No penalty under section 271(1) (c) can be levied on account of failure in deduction of TDS
The ITAT Mumbai in the case of Rushi Builders and Developers Hotel Bay View, Gorai Khadi, L. T. Road, Borivali (W), Mumbai – 400 091, vs. Asst. CIT-15(3), Mumbai, I.T.A. No. 6684/Mum/2012, held that no penalty under section 271(1) (c) can be levied on account of failure in deduction of TDS.
The “D” Bench of the Tribunal at Mumbai consisting of J. B. R. Baskaran, AND J. Sanjay Gar passed the said judgment on 04.03.2015 to the above effect.
The Respondent was represented by Shri Love Kumar though the appellant was not represented by anyone.
Brief facts and circumstances of the case:
The appeal was preferred by the assessee being aggrieved by the order of the ld. CIT (A)-26 passed on 13.08.2012. The assessee challenged the levy of penalty amounting to Rs.3, 83,890/-. During the assessment proceedings it was observed by the Assessing Officer that the assessee had made a claim for deduction of interest expenses amounting to Rs.11, 40,492/- without actually deducting any TDS.
The Assessing Officer made a disallowance of the said expenses according to the provisions of section 40(a)(ia) of the Income Tax Act. Thereafter, penalty proceedings under section 271(1) (c) of the Act were initiated against the assessee.
During the penalty proceedings, the assessee contended before the Assessing Officer that there was only an irregularity on the part of the assessee in non- production of proof of Forms No. 15G as they were misplaced and could not be traced.
The assessee submitted that some interests were paid to a HUF and the assessee was under the impression that the payments of interest did not ask for any deduction of TDS. The Assessing Officer did not agree with the contentions of the assessee. It was held by the Assessing Officer that the assessee had furnished incorrect particulars of income and had concealed its income. Accordingly, the penalty under section 271(1) (c) of the Act was levied.

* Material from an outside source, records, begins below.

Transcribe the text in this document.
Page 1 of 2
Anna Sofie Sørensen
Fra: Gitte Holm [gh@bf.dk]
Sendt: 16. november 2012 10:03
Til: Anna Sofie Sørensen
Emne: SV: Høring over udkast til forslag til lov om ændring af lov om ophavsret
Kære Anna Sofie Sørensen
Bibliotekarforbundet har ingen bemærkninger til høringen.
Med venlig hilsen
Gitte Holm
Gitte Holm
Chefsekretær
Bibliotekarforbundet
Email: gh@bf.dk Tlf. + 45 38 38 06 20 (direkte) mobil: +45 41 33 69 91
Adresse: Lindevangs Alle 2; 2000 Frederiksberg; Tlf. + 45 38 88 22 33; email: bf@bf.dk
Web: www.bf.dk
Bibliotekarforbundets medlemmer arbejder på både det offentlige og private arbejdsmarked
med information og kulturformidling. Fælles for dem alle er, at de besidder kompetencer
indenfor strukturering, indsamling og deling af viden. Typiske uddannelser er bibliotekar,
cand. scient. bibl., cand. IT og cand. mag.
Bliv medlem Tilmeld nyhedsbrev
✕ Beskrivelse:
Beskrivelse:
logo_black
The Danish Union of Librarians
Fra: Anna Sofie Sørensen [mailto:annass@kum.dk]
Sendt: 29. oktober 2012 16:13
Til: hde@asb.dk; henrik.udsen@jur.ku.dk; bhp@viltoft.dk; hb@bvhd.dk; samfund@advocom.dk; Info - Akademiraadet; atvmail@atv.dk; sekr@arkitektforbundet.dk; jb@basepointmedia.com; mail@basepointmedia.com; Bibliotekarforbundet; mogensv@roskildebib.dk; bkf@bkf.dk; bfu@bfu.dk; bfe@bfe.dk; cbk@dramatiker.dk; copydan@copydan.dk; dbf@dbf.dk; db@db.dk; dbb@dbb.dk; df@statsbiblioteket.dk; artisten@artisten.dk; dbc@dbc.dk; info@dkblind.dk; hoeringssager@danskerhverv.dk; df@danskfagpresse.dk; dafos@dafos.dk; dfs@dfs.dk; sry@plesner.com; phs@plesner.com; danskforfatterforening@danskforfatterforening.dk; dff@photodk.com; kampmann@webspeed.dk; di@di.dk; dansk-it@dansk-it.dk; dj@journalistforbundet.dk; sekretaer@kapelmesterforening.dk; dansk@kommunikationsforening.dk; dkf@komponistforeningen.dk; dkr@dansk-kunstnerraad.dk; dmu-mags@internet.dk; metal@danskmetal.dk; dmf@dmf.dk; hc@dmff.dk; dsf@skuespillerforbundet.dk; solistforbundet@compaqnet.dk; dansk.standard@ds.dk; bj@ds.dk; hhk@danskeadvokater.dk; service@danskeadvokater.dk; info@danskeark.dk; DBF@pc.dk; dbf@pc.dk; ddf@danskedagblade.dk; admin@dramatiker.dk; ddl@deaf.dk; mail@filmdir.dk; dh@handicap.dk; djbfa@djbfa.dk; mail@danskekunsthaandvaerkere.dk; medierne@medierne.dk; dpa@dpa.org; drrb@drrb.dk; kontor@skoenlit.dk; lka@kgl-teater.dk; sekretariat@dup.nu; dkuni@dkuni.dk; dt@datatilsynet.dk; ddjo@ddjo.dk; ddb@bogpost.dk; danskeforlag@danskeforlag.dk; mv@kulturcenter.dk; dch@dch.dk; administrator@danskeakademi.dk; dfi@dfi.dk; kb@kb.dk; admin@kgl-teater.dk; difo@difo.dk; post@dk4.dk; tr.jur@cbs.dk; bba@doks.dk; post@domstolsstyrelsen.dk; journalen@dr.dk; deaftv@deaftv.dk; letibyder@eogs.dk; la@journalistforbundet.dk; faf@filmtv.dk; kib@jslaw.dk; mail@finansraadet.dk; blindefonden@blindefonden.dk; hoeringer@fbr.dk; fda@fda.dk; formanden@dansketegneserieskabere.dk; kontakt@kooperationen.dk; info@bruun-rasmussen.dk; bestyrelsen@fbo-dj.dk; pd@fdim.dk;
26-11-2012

In the first appeal, the ld. CIT (A) confirmed the penalty imposed upon the assessee by the Assessing Officer. Being aggrieved by the said order, the assessee preferred the instant appeal before the ITAT, Mumbai.
After hearing the contentions of both the sides and after going through the records of the case, it was observed that penalty was levied for disallowance of expenses under section 40(a) (ia) of the Act. It was not a case of furnishing of incorrect details of income or concealment of income. The failure in deduction of TDS by the assessee resulted in disallowance of expenses. However, the assessee did not file any inaccurate particulars of his income or expenses. The assessee has already suffered due to disallowance of expenses for non-deduction of TDS according to the provisions of section 194C of the Act.
It was further observed that it was not the case of the Revenue that the assessee had not incurred the expenses as claimed or that the claim was incorrect. The disallowance of expenditure occurred due to non-deduction of TDS. The case did not comprise a case of concealment of income or that of furnishing of inaccurate details of income.
The bench of the ITAT, Mumbai held that the levy of penalty under section271 (1)(c) of the Act should not be attracted in this case. The assessee’s appeal was allowed. Accordingly penalty under section271 (1) (c) of the Act was ordered to be deleted.